Earlier this month, General Electric (GE) quietly unveiled plans for computer-connected L.E.D. streetlights that would allow cities to collect and analyze traffic management data to increase efficiency and enhance traffic safety – and that is just for starters.
GE plans to make sensor-rich lights for home and office to collect behavioral data of almost any kind that can then be sold to retailers, marketing companies and advertisers much the way onlie search engines sell browsing data collected from internet users to companies to sell goods and services. Bill Ruh, the head of G.E.’s software center said:
“The next generation of bulbs have a life cycle of 20 years; we can’t think of that as a transactional business anymore”…“We can put cameras and more sensors on these, and measure motion, heat, air quality.”
Retailers could also use sensor lighting to guide shoppers to desired locations while consumers could deploy them in their homes and businesses understand and modify their electricity consumption.
That’s not all. Quentin Hardy writing for Bits writes that:
“Huawei, a Chinese maker of computing and communications equipment with $47 billion in revenue, estimates that by 2025 over 100 billion things, including smartphones, vehicles, appliances and industrial equipment, will be connected to cloud computing systems.”

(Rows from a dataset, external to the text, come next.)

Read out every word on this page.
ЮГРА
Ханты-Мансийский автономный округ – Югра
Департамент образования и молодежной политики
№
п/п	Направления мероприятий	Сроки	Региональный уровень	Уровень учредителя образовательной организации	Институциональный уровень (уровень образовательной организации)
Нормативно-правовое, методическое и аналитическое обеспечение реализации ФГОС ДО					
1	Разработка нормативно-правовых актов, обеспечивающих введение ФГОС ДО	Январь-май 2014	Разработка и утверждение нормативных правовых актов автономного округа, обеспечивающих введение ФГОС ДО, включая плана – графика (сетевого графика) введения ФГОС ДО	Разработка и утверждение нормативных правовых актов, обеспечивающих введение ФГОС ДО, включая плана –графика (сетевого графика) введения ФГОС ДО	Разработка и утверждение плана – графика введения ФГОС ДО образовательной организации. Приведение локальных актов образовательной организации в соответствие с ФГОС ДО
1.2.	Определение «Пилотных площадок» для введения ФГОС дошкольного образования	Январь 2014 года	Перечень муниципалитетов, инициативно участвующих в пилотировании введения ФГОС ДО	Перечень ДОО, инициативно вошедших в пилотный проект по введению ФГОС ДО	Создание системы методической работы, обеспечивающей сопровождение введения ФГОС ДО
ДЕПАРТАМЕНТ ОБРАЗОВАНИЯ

G.E., Google and other tech giants believe that collecting and manipulating intimate data patterns will drive the next era of global efficiency based on machines that can learn and predict what will come based on what has happened. Eric Schmidt, Google’s executive chairman, said at a recent industry event that:
“The core thing Google is doing is machine learning.” Sensor-rich self-driving cars, connected thermostats or wearable computers”…“are part of Google’s plan “to do things that are likely to be big in five to 10 years. It just seems like automation and artificial intelligence makes people more productive, and smarter.”
Big tech companies also see supplying others with the means to collect and analyze data will be a huge profit center going forward.
Earlier this month, Amazon stunned Wall Street with news that its online sales of data analysis tools had reached $5 billion in annual business and that sector margins were more profitable than the rest of the company.
The data collection and analysis market could be a repeat of the online search industry – a competition Google won in part by investing heavily in all aspects of computer science. Hardy continues by writing:
“The great data science companies of our sensor-packed world will have experts in arcane reaches of statistics, computer science, networking, visualization and database systems, among other fields. Graduates in those areas are already in high demand.
Nor is data analysis just a question of computing skills; data access is also critically important. As a general rule, the larger and richer a data set a company has, the better its predictions become.”
G.E. can use data on how people use lighting to builds better lighting systems. Google cars could download new software that will upgrade their performance based on real-time behavior. And Amazon can sell statistical tools to generate unequaled insights into consumer shopping behavior.
One question left unanswered is how governments will use senor based data – collected on a proprietary basis or through compulsory access, much the way emails and browsing histories are accessed through court orders and government investigations – to track the activities of corporations, groups, clubs and associations, political parties and even down to the individual.